One reason it took me so long to get this latest group of photos up was I found another outlet for my interest in headstones: Find A Grave. I’d used the site for reference in the past, double checking names prior to putting descriptions in Flickr (this was before I got in the habit of taking detail shots of each marker the same way I do for quilts at shows), but until six weeks ago it didn’t occur to me to sign up and help populate the database myself. Now I’m in there adding records and attaching pictures to existing ones and suggesting corrections based on photos I’ve taken. It’s great to be able to do something with the many cemetery pictures that don’t make the cut for my Flickr stream.
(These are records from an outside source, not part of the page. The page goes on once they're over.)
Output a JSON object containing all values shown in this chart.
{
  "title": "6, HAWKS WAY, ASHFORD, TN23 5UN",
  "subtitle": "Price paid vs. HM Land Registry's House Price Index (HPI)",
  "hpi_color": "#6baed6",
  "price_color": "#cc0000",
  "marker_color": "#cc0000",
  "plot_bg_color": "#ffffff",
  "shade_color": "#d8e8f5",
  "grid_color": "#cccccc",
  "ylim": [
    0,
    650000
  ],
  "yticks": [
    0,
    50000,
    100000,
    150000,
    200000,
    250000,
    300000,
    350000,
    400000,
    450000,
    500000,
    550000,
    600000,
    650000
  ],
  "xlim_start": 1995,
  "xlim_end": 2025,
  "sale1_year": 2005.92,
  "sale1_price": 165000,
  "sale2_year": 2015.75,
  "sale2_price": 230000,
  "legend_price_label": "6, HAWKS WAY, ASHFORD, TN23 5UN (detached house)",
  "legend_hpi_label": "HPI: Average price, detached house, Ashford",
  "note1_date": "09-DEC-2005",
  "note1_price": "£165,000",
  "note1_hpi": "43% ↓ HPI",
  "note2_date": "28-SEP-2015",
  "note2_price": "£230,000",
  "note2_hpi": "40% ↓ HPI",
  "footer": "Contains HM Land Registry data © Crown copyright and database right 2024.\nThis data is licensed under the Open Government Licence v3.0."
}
I’ve made just a few forays into the community over there so far but have learned some things I didn’t know before (like the terms “graver” and “graving”). As with any distributed project, there are some frustrations I’ve run into, and I had the misfortune of making my first contact with a user whom I later found out is somewhat well known for treating other members rudely, but she does seem to be the exception and overall I’m happy to spend a slice of my online time there.